Bol bol yedik, güldük, eğlendik doyduk, çok şükür. Somuna neden patates kattıklarını da o gün öğrendim. İşler yoğun, evler kalabalık olduğu için somunun hamuruna patates katarlarmış ki çabuk bayatlamasın. Birçok defa görmüştüm koca koca ahşap teknelerde yoğurulan hamurları. Sürekli ekmek yapmak elbette ki o kadar işin arasında çok kolay değil. Ekmek bir defa yapılınca birkaç gün gitmeli.
Yemek bittiğinde anladım. Paylaştığımız domates, yumurta, ekmek veya patates değildi. Paylaşılan samimiyet, içtenlik ve atalarımızdan miras kanımızın nesilden nesile. Orta Asya’dan Anadolu’ya taşıdığı misafirperverlikti. Domatese, yumurtaya tat veren ektiğimiz tuz değil yemekte ettiğimiz sohbetin aromasıydı.
Havaya uçuşan gülüşler, kahkahalar patatesli hamurla hazırlanmış birkaç gün önce kara fırında, yani eski odun fırınında pişmiş bayat köy somununu adeta fırından çıkan francala ekmeğinden bile güzel hale getirmiş. Sofra da başkasının bardağından su içmeyen beni, yanımdakinin domatesini kapan biri haline getirebilmişti. Ben bile durunca kendime hayret ettim. Anladım ki, özümüz de aldığımızı fark etmediğimiz o güzel Anadolu kültürü vardı.
İstanbulluyduk.
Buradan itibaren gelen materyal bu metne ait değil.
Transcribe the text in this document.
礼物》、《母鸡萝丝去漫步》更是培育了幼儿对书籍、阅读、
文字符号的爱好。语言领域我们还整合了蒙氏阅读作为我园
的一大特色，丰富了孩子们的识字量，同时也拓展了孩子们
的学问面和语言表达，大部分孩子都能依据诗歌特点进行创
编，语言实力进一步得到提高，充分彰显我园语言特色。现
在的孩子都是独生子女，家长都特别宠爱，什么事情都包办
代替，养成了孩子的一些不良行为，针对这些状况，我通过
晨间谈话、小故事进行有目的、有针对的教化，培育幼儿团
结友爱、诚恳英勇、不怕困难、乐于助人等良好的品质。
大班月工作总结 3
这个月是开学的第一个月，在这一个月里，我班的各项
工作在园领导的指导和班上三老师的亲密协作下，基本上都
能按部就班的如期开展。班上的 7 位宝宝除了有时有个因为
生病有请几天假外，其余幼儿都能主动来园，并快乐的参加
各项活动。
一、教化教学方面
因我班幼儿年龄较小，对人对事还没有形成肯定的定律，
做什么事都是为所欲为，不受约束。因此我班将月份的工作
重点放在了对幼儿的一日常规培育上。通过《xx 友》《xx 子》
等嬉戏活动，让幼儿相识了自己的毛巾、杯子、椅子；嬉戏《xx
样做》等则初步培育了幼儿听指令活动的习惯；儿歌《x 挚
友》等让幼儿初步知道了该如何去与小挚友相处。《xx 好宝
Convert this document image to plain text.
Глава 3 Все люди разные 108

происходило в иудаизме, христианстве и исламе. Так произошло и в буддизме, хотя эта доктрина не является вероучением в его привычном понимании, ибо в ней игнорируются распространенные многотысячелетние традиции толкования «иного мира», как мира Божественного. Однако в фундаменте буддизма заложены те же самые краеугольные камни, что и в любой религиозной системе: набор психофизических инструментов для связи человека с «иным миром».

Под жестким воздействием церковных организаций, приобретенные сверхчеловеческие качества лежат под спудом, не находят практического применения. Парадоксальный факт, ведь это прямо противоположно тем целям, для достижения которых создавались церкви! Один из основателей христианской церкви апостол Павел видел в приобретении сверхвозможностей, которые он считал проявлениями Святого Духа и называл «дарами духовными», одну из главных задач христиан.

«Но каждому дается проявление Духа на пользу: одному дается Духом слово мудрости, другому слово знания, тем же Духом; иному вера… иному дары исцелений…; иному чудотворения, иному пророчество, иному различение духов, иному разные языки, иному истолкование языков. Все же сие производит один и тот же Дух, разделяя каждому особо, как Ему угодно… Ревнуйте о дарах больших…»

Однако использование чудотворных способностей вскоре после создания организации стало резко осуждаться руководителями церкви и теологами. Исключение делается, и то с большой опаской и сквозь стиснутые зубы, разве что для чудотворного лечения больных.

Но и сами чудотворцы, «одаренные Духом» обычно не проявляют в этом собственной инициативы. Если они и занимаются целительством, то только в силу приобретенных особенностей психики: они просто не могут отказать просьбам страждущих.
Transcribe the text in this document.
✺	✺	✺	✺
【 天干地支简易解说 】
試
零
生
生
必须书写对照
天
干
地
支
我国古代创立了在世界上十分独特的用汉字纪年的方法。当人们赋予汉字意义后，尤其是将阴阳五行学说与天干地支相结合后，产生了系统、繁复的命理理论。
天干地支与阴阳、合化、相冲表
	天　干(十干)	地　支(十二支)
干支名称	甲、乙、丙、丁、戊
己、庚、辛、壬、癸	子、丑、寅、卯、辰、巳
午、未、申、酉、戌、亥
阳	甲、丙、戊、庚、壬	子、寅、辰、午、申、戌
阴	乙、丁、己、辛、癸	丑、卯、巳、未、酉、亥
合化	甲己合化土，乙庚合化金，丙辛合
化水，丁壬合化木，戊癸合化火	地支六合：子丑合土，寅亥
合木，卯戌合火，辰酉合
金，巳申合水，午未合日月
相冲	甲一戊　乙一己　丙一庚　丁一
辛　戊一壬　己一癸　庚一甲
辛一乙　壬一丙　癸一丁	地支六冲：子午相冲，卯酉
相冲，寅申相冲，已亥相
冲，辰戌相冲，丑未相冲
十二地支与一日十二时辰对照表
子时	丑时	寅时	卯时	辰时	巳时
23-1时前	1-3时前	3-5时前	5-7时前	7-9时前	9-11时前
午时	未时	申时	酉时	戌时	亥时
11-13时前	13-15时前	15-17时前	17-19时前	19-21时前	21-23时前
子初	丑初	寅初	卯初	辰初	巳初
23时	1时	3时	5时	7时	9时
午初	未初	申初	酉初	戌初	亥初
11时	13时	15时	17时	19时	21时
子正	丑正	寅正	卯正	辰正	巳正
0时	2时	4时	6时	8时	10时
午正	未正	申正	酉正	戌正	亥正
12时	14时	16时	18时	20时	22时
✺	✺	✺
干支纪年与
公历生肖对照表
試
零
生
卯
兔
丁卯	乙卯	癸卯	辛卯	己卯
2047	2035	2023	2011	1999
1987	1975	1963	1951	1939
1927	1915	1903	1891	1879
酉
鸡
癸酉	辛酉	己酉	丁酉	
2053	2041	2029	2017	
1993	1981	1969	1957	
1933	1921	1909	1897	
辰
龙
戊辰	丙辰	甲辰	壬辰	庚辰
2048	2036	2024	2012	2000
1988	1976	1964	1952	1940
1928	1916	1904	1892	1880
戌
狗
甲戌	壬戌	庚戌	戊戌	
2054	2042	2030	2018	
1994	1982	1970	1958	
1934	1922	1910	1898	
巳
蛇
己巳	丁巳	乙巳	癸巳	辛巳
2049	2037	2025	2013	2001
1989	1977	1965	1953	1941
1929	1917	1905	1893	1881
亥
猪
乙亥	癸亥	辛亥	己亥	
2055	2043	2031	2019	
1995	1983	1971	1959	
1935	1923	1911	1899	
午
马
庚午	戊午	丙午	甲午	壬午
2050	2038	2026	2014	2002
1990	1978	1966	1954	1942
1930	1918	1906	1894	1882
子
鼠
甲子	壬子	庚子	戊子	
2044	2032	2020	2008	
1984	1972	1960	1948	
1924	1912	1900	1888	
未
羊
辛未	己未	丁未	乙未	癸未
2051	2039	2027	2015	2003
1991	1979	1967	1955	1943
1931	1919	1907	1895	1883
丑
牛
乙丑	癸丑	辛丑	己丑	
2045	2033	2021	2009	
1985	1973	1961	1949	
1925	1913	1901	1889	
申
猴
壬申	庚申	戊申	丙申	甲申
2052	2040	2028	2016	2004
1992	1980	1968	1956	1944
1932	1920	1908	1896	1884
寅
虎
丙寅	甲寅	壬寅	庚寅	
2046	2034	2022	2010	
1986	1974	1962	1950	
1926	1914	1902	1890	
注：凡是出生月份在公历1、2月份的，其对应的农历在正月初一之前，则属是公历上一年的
Evet, ama biriyle tanıştığımız da sorulan nerelisin sorusunun cevabında gizlemiştik bazı şeyleri. “Aslen Kastamonu, Taşköprülüyüz.”
Sözlere değil, eli öpülesi anne ve babalarımız sayesinde farkında bile olmadan özümüz de öğrenmiş, gönlümüze yazmıştık. Azık katmayı.
Selam ve muhabbetlerimle….
Eskiler eskiden değil, sanırım hep güzel olarak kalacaklar.
Kaleminize sağlık.
Hele birde o sıcak somun ekmeğinin içine köy tereyağından katarak yemek yok mu….
Sanırım Ertuğrul Bey bunu da hatırlamaz. Somun ilk kara fırından çıkartıldığında, üst kısmından bir parça kapak gibi açılır. Sonra bol tereyağı konulup kapatılır. Tereyağı eriyince, kaşıkla güzelce karıştırılıp yenirdi. Evet sıcak somun köy tereyağı efsana olur Sayın Bozkurt.
Onu kim hatırlamaz ki? Somundan önce fırına pide atarlardı. Canımızı çektirdin ve hasret katsayımızı artırdın suçlusun şartosun!
O zmaan soğanlı pideler de sizden Ertuğrul Bey.
Yine fevkalâde bir yazı tebrikler 👏🏻👏🏻👏🏻👏🏻
Güzel memleketimi anlatan harika bir yazı olmuş, her ne kadar yaşadığımız yer İstanbul olsa da biz KASTAMONULUYUZ!
Ututulmaya yüz tutmuş bazı konulara özellikle değindiğinizi düşünüyorum. Yüreğinize sağlık.